I started to panic, worried I was going to hit someone.
But I was already halfway out of the spot! It was hopeless! What could I do?
"Wait," I suddenly realized. "I can just ... turn my head and look behind me."
It turns out that, all along, my head has been equipped with its very own rearview camera.
But that's how technology works. We think it makes our lives easier, but it actually makes them harder, only in a different way.
Case in point: car seats.
When I was a kid, car seats were for babies, and babies only.
Once you were old enough to hold your head up, you had a regular seat, with a lap belt — unless it was a long car ride, in which case you curled up in a ball on the floor, or you were in a pickup, in which case you and seven other kids sat in the truck bed, rattling around like candy in a pinata.
There have been innumerable safety improvements since those days, and now parents are advised to keep their kids in car seats until they turn 25 years old or move out of the house, whichever comes first.
Car seats keep kids safer — if you can figure out how to install them.
I had to remove both of our car seats recently, to put them into a rental car, and believe me when I say that whatever technological improvements have been made to car seat safety have not extended to their installation.
I began the series of 400 steps required to unhook the seats — pressing buttons, unclipping straps and moving levers.
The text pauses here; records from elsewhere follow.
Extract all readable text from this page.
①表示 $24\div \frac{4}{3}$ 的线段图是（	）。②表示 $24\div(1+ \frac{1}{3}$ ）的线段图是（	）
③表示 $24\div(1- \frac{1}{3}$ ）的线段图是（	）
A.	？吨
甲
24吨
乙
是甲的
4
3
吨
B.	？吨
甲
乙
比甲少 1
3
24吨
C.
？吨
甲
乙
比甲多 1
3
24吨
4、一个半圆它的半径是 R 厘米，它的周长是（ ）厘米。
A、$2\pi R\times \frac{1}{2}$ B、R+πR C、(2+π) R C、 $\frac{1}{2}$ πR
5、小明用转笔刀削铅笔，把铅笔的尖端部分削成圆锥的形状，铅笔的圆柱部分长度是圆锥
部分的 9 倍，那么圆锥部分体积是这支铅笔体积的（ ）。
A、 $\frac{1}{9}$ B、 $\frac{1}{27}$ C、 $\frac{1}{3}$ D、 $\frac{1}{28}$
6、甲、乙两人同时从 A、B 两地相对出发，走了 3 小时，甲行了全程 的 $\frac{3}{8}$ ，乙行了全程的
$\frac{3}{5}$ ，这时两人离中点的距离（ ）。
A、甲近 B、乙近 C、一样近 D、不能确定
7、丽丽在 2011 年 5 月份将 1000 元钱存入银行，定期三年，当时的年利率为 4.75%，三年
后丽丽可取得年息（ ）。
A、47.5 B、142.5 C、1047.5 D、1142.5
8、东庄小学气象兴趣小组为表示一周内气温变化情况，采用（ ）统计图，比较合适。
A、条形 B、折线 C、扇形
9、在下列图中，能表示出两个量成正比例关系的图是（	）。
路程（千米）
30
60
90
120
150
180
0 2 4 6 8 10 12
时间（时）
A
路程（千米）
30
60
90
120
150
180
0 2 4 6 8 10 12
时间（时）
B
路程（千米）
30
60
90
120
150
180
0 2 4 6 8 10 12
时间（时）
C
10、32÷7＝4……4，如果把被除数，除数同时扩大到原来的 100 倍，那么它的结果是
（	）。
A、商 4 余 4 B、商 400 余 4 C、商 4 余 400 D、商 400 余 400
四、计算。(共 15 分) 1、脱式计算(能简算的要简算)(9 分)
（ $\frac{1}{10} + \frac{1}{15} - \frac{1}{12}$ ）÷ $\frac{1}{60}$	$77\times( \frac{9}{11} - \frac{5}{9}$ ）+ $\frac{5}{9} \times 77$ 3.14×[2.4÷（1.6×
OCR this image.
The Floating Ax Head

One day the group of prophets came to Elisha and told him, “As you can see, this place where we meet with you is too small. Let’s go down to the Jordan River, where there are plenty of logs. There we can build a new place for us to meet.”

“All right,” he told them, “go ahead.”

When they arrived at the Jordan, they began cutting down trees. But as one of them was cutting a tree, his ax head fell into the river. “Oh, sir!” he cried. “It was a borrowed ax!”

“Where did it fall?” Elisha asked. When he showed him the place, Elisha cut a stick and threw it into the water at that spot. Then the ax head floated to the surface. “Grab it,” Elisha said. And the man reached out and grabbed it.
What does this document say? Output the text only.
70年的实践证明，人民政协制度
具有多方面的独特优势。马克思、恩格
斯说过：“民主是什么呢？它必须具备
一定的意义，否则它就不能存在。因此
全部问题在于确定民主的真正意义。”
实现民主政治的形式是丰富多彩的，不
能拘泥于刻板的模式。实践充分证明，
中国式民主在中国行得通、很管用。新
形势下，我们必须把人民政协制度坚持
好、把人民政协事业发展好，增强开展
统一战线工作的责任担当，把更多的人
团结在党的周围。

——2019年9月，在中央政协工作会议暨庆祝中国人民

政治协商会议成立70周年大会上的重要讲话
Eventually, though, I could go no further. One strap was stuck, closed tighter than Rupert Murdoch's fist around a $20 bill. No matter how hard I pulled, it wouldn't loosen.
I grunted and swore as the car rental employee stood to the side, watching me as if I were a zoo animal.
"I ... just ... can't ... get ... it ... unhooked," I said, yanking furiously on the strap and sweating like an Arizona Diamondbacks mascot in July.
"I'd help but I don't have any kids," he mumbled, and honestly, I didn't blame him. I do have kids and I still can't figure it out.
But that's technology: Occasionally helpful, but just as often, annoying.
I mean, ask a kid.
Children have the reputation for aptitude when it comes to technology, but watch a 5-year-old try to use a desktop computer and see exactly how skilled they really are.
My son has many times gotten frustrated trying to pull up a video to watch on our computer.
He'll tap the screen, assuring me it's broken.
Because technology has tricked him, and now he thinks every screen is a touch screen.
But technology gets the best of us all. I'm now a person who requires my phone to remember every phone number — from my dad's to the pizza place we order from once a week.
We used to store that information in our heads, but that was before our memories withered in technology's sun.
Now, technology isn't all bad. You can fast-forward through commercials, use an app to find lost keys and conduct a work meeting without ever having to put on pants.
But, as with all technology, there are tradeoffs.
We just have to remember that no matter how good technology gets, we — our brains and our bodies — are the most high-tech gadgets we own.
I mean, if nothing else, we always have a neck to fall back on.